Hugo Cabret, favola in 3D

By Redazione

febbraio 11, 2012 Cultura

Scorsese è morto. Scorsese è rinato. Scorsese non è più quello di un tempo. Questo tipo di dissertazioni sterili vi saranno capitate all’occhio leggendo critiche e commenti a Hugo Cabret, il nuovo film del regista di Toro Scatenato. E li leggete ogni volta che un maestro si trova a superare i 70 e/o a segnare qualche attimo di comprensibile calo. Discorsi che però trattano il cinema, per di più uno dei maggiori autori viventi, come un prodotto meccanico, che funziona o no, e non come tappa di un percorso artistico, non come passo di una crescita ed evoluzione, anche di un declino magari, ma che non ha nulla a che vedere con quello che si potrebbe definire “rimbambimento”.

Negli ultimi anni, da metà anni ’90 in poi, o forse da dopo il misconosciuto “Al di là della vita”, il cinema e la stessa pratica professionale di Scorsese hanno cominciato a prendere una strada peculiare, diversa da quella di autore della perdizione dell’uomo, radicale cantore formalista della Nuova Hollywood, a nuovo tycoon dell’industria, artigiano e artista a un tempo capace di dare lustro e spessore allo spettacolo del cinema popolare e di massa. Non è svendersi. È, checché se ne possa pensare, reinventarsi quando lo slancio poetico pare finito. Non è un caso che l’interesse “accademico” di Scorsese, la sua passione divulgativa e archeologica lo abbia portato a dirigere documentari, cinematografici e musicali, sul cinema itliano e americano, sui Rolling Stones e George Harrison, su Elia Kazan e Bob Dylan.

Se l’apice di questo cammino è la serie Boardwalk Empire, da lui prodotta e di cui ha diretto il pilota, con la lussuosa e apparentemente algida rilettura del proibizionismo e dell’America come terra di sangue (quasi un seguito di Gangs of New York), il passo successivo non poteva che essere, appunto, Hugo Cabret, la favola tratta dal romanzo disegnato di Brian Selznick (pronipote del David, grande magnate del cinema hollywoodiano) che racconta l’alba del cinema attraverso la figura di George Méliès, l’inventore del cinema fantastico, autore del Viaggio nella luna e di quello Attraverso l’impossibile.

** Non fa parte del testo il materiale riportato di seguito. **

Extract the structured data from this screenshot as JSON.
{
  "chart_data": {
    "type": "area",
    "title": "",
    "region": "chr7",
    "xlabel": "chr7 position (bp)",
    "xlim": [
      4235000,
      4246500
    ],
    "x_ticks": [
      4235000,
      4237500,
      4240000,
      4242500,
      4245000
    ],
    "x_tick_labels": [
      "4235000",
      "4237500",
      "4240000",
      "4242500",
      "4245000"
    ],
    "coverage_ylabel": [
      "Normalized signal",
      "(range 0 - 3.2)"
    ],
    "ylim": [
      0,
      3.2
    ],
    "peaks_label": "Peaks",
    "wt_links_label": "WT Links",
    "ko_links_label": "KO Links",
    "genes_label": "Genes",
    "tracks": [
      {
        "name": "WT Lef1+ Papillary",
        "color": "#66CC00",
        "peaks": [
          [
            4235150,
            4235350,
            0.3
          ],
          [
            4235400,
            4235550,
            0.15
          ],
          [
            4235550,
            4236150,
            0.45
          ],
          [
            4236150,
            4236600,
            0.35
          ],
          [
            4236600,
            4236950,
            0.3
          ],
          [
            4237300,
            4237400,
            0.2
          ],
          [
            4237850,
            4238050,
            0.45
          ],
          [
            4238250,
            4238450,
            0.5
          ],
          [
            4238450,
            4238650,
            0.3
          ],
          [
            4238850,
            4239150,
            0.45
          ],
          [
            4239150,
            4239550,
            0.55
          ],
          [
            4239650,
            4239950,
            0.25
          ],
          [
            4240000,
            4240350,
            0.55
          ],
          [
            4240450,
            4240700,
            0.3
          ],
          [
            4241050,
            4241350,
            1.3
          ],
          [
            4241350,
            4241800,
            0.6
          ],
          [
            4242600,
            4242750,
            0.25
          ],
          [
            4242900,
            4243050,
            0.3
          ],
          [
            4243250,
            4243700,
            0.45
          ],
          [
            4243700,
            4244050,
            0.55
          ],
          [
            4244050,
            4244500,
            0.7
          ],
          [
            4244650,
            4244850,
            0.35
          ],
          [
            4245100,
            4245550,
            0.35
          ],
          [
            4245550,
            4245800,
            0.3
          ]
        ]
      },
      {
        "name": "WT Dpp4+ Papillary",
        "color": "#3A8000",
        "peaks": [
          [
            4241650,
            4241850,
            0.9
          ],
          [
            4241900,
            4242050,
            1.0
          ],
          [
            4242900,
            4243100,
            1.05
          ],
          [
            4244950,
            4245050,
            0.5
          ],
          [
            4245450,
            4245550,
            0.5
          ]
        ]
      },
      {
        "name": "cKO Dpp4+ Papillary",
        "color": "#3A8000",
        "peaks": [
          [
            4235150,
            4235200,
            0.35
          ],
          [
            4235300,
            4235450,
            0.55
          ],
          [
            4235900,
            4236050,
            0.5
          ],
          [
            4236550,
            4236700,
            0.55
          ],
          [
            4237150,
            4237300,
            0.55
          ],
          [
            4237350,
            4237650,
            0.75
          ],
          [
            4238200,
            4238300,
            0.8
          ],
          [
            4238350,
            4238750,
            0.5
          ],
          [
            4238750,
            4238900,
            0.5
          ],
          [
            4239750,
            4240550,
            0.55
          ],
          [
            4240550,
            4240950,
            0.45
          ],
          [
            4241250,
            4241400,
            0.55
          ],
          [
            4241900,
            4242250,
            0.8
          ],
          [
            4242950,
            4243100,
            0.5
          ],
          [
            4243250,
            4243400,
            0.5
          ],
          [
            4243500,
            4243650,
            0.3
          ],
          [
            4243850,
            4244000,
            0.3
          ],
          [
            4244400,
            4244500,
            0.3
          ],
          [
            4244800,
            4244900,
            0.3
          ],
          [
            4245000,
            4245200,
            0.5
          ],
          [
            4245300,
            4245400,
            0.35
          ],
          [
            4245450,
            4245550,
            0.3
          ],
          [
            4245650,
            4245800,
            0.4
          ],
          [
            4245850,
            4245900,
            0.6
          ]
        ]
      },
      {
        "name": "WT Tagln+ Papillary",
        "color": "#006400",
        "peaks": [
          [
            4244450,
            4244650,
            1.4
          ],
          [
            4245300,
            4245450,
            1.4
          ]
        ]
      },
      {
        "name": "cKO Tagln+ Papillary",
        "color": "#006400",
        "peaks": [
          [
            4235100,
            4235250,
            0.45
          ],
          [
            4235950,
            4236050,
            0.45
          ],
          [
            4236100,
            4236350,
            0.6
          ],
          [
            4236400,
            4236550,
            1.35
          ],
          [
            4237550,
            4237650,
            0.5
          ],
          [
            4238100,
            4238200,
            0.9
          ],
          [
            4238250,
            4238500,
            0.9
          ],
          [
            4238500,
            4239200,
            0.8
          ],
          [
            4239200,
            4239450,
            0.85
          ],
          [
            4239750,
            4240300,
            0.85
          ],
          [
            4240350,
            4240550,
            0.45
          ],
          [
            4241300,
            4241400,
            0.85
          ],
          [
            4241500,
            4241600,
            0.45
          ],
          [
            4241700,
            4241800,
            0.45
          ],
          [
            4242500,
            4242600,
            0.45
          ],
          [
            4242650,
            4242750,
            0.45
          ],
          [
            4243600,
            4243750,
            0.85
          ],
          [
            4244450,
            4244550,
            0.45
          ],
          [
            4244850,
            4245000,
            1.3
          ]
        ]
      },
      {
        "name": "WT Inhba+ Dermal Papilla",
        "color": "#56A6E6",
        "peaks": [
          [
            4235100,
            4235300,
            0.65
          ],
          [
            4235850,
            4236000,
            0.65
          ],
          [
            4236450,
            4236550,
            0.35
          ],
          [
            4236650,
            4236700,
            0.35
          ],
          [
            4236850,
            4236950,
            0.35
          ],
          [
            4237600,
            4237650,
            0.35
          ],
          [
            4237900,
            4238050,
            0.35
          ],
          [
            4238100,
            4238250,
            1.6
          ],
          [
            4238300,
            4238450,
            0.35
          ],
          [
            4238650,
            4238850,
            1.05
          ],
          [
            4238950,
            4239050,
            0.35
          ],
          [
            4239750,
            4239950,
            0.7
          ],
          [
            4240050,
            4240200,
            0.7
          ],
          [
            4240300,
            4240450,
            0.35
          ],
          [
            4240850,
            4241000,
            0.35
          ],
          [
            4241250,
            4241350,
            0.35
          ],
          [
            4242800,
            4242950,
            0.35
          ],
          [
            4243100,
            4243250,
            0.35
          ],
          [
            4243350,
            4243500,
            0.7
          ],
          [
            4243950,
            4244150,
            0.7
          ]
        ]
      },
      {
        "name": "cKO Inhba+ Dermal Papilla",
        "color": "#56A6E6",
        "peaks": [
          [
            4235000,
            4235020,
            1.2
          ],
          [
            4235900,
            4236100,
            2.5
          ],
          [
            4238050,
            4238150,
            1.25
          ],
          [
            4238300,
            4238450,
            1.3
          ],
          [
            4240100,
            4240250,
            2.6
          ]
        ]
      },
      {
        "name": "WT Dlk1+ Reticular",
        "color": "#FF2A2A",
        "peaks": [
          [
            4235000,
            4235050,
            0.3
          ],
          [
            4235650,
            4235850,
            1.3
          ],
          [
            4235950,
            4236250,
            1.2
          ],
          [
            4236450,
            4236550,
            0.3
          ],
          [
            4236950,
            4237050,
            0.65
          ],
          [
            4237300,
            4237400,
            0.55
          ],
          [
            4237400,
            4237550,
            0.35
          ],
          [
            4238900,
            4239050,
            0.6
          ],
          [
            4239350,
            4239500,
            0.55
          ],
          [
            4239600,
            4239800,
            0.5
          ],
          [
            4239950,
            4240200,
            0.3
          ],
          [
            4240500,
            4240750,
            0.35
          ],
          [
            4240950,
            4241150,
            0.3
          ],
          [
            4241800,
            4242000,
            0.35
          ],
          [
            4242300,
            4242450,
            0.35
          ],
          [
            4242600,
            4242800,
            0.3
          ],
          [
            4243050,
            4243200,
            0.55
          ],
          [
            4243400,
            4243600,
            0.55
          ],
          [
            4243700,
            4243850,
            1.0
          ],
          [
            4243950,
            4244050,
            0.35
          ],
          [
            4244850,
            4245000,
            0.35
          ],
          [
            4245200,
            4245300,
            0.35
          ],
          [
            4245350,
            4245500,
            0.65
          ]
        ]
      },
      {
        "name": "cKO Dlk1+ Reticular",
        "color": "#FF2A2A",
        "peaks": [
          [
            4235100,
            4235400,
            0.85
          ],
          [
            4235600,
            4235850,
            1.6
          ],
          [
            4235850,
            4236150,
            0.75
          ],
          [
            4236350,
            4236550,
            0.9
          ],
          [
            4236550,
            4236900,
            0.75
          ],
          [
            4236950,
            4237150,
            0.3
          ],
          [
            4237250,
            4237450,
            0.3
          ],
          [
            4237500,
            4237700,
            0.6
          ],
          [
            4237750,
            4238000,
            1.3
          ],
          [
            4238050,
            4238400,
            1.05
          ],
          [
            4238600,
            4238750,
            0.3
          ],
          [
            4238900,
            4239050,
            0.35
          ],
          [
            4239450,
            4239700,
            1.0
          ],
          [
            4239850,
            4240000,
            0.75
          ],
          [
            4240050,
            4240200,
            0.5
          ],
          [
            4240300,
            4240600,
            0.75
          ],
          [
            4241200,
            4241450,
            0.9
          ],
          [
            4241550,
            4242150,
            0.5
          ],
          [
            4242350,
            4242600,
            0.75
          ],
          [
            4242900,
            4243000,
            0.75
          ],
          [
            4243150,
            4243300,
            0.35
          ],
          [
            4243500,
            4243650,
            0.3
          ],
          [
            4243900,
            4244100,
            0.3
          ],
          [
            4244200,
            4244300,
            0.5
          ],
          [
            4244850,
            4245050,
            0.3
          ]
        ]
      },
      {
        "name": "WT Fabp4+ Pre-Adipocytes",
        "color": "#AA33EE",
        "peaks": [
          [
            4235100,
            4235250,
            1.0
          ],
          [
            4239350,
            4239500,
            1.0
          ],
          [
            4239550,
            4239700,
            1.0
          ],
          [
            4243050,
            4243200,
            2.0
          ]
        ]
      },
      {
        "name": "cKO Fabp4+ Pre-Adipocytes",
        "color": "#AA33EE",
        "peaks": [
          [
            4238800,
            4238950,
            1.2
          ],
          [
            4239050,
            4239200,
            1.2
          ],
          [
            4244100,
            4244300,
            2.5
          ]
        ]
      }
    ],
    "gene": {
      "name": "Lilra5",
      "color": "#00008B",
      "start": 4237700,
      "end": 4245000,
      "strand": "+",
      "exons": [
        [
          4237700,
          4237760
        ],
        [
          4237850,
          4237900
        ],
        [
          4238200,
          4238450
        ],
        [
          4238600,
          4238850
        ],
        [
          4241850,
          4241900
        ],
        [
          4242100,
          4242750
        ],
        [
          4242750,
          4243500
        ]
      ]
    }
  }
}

Più che una favola, e in effetti neanche il libro di partenza lo è, il film sembra la terza pala di un trittico che dal cinema Usa e quello di casa nostra (descritti in due documentari di montaggio del ’95 e ’99) arriva a quello delle origini, della preistoria della settima arte, superando anche “The Artist” in cui si (ri)scopre la nascita della Hollywood e del linguaggio classico. Hugo Cabret coniuga lo spirito conoscitivo, nobilmente scolastico, del lato documentaristico del regista, facendo scoprire i film del regista francese, ricostruendoli, replicandoli, rendendoli attuali, a una nuova vena di scoperta del mondo, andando a toccare per la prima volta il lato magico, interamente visuale del cinema. E che è a ben vedere l’essenza della sua opera: dove, in altri film, si cesellava la violenza e il suo orrore tramite la meraviglia del cinema, qui si dipinge (come i Mèliés facevano coi fotogrammi delle loro pellicole) il candore del cinema con lo specchio delle meraviglie.

Per questo, il 3D diventa – in senso teorico certo, ma anche pratico a vederne i risultati – mezzo contemporaneo indispensabile per replicare il sogno di 100 anni fa: il treno che esce dallo schermo, i colori che esplodono come in un caleidoscopio, la magia che include lo spettatore – a differenza di quella teatrale che tende a escluderlo. E che diventa ancora più illuminante nell’uso dei primi piani: quello finale, con gioco di carrelli, su Ben Kingsley, ma anche quello minaccioso del capostazione Sacha Baron Cohen che trafigge gli occhi deformando quasi lo schermo. Il primo piano, il viso che diventa il centro del mondo, fu il primo “scandalo” (nel senso greco di ostacolo, inciampo) filmico della storia del cinema, che ruppe l’idea del cinema come occhio reale. Scorsese ne riscopre il senso, il valore, e così arriva al fulcro del (suo) cinema. Da qui in poi, si ricapitola: tra i prossimi progetti, Silence (storia del calvario di due monaci nel Giappone del 17° secolo) e Sinatra, il cui titolo è un manifesto di background scorsesiano. Guai però a pensare a maniera, ripiego: quando un maestro ha tolto tutto il superfluo dal nucleo della sua arte, non gli resta che scoprirne un altro.